Returns from property normally fall somewhere between the lower figures for bonds and the higher ones from equities and on average this is around 7 per cent a year. The last three years however, have seen the average figure at somewhere closer to 20 per cent a year, outperforming all but the very best active equity investments.

The most recent figures from independent property analysts IPD show that in the in the last 12 months property has produced an enormous 21.3 per cent return, far ahead of bond performance and better than the 19.7 per cent that equi-ties returned over the period.

But this level of growth is unsustainable over the long term and investors looking to maintain this level of capital growth will be disappointed if they expect property to continue to provide such rapid gains.

Insight Investments head of external funds Philip Gadsden, says: “Markets do not do 20 per cent a year, year in year out, especially not with low inflation. We expect property to revert back to average returns of 7 or 8 per cent.”

Lucas Independent Financial Consulting managing director Mike Horseman says: “The levels of returns we have seen im the last three years, in the region of 18-20 per cent according to IPD, are unsustainable. We expect to see returns back in the region of 6 to 9 per cent.”

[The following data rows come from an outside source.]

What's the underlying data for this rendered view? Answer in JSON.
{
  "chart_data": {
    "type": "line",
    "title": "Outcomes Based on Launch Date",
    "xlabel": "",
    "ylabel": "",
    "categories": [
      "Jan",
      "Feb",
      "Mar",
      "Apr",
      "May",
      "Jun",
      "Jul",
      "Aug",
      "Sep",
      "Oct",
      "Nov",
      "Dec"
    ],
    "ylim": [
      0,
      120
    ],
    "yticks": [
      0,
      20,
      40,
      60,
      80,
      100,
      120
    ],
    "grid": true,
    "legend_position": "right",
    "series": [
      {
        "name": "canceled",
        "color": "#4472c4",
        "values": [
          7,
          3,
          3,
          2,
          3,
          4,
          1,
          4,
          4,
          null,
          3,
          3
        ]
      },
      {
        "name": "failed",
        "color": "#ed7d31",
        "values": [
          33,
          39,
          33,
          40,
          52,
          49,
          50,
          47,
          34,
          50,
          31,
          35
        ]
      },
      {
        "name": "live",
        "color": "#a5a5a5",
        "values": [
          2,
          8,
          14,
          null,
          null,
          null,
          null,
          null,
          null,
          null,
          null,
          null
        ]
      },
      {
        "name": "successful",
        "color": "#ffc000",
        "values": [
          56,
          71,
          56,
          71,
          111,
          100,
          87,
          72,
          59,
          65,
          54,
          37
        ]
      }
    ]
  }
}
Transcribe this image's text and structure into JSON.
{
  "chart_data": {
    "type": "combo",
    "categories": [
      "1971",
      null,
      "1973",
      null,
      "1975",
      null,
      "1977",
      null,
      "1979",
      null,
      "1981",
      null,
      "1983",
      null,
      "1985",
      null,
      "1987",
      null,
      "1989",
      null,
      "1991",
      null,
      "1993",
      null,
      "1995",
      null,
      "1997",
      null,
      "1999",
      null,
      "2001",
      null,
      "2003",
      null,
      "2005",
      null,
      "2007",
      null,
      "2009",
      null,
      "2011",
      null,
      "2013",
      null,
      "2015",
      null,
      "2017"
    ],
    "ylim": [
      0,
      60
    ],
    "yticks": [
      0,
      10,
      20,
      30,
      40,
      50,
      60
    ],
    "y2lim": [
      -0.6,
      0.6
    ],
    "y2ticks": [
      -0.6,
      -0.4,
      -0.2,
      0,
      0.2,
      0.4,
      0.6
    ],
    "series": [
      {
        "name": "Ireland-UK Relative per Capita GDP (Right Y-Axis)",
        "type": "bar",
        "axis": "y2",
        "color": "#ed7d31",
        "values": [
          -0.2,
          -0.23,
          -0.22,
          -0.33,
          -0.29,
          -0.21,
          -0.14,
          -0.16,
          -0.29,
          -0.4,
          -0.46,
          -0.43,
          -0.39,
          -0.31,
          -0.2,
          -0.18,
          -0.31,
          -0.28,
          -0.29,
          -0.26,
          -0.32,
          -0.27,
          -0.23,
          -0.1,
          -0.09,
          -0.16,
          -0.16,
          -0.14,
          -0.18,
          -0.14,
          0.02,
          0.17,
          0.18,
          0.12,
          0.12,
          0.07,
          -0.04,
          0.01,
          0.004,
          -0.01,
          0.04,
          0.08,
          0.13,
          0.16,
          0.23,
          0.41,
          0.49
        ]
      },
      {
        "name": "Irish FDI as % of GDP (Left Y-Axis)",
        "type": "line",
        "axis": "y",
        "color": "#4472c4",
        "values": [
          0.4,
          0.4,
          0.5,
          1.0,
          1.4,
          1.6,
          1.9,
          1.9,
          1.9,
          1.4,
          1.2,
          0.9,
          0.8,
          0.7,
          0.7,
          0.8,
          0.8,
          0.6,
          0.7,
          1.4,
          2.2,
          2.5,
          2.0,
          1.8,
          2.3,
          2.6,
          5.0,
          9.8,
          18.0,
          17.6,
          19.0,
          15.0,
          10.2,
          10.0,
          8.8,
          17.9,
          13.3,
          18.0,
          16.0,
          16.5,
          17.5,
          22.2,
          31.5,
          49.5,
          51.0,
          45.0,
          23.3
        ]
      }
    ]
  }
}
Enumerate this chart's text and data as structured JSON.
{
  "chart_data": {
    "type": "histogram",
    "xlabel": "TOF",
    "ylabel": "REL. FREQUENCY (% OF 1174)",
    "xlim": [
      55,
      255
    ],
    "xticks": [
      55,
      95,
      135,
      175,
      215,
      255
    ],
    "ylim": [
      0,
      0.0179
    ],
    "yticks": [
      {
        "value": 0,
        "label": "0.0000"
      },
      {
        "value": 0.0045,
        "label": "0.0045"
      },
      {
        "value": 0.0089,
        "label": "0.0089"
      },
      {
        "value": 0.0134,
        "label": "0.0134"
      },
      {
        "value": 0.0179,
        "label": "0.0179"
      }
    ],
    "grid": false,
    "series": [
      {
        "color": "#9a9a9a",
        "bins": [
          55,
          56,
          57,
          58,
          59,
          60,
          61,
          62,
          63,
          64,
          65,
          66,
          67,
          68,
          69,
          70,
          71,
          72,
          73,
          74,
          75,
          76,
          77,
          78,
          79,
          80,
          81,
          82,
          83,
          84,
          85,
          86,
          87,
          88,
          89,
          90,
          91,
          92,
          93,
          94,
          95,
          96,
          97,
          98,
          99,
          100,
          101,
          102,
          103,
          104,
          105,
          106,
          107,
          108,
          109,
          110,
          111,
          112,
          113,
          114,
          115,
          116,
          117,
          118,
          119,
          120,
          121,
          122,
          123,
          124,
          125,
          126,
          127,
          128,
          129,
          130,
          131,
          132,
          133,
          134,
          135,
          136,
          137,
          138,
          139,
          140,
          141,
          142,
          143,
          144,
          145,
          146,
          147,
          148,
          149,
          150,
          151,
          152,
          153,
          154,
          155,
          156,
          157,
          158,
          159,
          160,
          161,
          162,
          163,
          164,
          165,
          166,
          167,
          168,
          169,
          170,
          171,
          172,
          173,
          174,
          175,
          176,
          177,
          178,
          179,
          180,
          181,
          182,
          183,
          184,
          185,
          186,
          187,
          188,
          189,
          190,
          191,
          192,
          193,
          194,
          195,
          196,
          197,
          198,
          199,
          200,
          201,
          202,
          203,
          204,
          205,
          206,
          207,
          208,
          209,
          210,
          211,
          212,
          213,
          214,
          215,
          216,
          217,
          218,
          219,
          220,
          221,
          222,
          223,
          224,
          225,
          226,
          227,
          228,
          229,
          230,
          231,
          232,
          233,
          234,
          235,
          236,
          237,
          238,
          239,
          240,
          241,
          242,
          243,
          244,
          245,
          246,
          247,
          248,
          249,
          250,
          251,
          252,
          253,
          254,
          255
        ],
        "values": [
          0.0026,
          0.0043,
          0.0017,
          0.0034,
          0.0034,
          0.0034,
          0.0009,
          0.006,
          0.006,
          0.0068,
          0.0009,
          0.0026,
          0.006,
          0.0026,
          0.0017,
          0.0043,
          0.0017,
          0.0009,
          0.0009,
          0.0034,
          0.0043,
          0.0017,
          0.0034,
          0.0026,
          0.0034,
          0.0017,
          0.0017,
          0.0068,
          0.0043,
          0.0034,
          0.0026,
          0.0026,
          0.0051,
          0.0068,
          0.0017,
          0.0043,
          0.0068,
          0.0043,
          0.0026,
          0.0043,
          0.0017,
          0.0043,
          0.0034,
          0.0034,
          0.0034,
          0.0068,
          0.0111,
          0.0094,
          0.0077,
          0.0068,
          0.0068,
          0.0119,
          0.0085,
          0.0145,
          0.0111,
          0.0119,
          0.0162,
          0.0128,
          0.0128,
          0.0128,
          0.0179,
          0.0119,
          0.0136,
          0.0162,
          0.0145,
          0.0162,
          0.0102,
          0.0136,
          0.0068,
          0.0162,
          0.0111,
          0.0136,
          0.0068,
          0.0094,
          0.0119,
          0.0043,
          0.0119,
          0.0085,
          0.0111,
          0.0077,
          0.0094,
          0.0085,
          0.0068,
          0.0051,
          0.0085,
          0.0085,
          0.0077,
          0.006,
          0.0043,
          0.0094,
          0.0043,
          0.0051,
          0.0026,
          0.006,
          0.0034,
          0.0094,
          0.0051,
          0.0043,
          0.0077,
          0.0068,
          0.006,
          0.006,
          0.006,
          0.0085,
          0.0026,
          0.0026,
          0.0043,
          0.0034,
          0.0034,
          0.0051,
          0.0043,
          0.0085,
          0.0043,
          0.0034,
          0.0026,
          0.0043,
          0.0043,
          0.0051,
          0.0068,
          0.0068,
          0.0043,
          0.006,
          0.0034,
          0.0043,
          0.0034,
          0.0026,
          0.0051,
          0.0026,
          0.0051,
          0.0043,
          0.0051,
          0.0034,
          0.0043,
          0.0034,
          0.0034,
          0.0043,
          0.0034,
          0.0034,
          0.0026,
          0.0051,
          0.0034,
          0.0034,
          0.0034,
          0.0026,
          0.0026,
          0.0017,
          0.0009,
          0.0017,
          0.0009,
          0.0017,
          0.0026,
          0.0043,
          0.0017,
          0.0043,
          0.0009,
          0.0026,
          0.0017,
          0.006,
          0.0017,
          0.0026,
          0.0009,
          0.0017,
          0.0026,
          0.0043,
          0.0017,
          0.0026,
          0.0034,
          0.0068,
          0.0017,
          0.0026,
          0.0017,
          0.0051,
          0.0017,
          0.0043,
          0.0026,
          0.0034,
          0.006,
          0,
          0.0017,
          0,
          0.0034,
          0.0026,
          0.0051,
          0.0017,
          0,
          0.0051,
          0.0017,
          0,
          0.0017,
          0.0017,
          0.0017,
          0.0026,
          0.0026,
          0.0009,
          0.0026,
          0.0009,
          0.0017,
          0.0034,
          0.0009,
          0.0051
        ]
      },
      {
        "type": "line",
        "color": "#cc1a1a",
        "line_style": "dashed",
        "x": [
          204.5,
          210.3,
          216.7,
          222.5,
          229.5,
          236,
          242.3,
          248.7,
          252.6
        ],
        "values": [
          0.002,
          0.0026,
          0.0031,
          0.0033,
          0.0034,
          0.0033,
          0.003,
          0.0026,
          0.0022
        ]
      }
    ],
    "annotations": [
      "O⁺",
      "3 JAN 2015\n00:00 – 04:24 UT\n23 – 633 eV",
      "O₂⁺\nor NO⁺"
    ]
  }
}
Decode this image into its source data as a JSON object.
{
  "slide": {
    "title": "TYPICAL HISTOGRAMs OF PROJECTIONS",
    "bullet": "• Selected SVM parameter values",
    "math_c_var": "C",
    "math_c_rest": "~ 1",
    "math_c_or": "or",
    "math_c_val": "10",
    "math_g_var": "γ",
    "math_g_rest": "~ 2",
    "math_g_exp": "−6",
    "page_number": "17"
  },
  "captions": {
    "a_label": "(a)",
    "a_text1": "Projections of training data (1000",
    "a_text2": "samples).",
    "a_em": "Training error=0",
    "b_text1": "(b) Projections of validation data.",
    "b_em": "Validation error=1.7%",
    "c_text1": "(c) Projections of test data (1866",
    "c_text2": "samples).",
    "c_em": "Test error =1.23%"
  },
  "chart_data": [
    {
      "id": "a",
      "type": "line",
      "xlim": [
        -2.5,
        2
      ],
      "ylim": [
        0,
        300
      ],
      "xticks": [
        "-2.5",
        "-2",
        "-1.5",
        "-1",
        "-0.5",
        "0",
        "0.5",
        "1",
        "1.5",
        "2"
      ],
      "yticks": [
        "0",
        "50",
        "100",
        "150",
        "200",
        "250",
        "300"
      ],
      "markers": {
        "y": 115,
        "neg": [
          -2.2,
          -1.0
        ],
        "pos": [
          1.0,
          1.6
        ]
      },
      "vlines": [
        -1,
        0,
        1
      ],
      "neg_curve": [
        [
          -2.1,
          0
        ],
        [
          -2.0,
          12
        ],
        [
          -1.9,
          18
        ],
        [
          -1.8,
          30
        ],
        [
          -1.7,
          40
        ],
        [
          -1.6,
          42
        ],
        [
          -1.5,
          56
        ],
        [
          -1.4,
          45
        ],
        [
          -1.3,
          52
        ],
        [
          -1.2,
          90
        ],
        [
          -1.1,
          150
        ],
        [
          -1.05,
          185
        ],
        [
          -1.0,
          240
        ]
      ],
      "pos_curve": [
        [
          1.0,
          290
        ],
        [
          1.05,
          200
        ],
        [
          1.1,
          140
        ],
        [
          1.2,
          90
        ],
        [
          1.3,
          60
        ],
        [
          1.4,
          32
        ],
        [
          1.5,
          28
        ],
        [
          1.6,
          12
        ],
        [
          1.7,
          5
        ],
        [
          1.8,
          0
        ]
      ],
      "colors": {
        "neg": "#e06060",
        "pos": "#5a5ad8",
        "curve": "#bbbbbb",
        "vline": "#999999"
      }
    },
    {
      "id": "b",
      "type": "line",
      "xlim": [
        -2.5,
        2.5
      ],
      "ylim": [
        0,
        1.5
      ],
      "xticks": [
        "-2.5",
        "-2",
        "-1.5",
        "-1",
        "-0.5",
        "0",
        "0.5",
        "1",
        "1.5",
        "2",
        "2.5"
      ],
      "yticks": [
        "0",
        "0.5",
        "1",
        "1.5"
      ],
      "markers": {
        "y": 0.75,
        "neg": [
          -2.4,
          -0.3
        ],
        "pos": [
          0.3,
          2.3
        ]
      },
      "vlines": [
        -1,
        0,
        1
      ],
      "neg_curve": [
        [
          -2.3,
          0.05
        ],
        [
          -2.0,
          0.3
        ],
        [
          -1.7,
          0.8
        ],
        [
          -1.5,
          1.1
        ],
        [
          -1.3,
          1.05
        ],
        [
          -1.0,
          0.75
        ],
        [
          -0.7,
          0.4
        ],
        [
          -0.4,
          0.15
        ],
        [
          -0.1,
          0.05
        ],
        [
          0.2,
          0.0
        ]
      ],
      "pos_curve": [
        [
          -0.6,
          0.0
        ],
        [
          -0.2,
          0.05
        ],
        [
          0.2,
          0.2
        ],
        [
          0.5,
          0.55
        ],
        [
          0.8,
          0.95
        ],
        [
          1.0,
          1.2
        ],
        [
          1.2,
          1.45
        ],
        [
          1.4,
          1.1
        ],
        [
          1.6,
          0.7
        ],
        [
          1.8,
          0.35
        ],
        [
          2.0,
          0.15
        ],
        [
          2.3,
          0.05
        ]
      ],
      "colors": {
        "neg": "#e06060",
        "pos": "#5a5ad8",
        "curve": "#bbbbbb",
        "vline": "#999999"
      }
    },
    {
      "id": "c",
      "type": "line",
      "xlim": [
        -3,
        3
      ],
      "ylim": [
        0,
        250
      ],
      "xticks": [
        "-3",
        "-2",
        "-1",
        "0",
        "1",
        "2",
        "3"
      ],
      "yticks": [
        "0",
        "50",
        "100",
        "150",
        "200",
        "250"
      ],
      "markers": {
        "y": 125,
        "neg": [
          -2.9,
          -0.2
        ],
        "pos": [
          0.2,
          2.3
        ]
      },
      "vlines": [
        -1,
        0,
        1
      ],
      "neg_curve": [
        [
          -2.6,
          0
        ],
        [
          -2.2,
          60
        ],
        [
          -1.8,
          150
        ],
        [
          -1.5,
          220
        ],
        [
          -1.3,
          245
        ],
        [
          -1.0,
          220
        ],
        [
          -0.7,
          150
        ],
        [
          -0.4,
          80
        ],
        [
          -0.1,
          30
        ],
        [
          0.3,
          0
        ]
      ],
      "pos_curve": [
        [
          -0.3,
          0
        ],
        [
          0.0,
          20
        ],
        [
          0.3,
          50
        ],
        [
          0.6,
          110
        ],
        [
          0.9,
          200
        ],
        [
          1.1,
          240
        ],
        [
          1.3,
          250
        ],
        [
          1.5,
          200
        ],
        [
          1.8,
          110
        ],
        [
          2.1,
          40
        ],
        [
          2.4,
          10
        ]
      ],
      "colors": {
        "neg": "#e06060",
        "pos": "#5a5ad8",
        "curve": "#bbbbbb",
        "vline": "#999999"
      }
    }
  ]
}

London and Country head of communications David Hollingsworth says the double-digit growth should not be relied upon for a fast return. He says: “With the residential market, short term is not the way to go with a buy-to-let investment. You should be looking at least to the medium term, if not the long term. To try to make a quick buck is not the best strategy.”

What are the options for property investors? Some analysts say growth is there for investors, with Europe, Asia and some sectors, such as central London offices, still offering gains.

Horseman says using a core satellite approach allows clients to invest more aggressively for growth. With 60-70 per cent of a client’s property investment in UK commercial property, the remainder can be invested more aggressively. He says: “Up to 30 per cent of investments can be put in satellite growth funds with exposure across the globe. If clients want to get exposure to growth areas, we are going to offer investments a bit further afield in markets such as Asia and Eastern Europe.”

Gadsden believes there are still short-term gains to be made in some UK sectors. He says: “Although the indus-trial sector tends to be the highest income-producing sector, the central London office market still offers some opportunities for growth.”

Gearing makes it possible to extract better returns from investments with lower returns but the possible downside does make this a high-risk approach.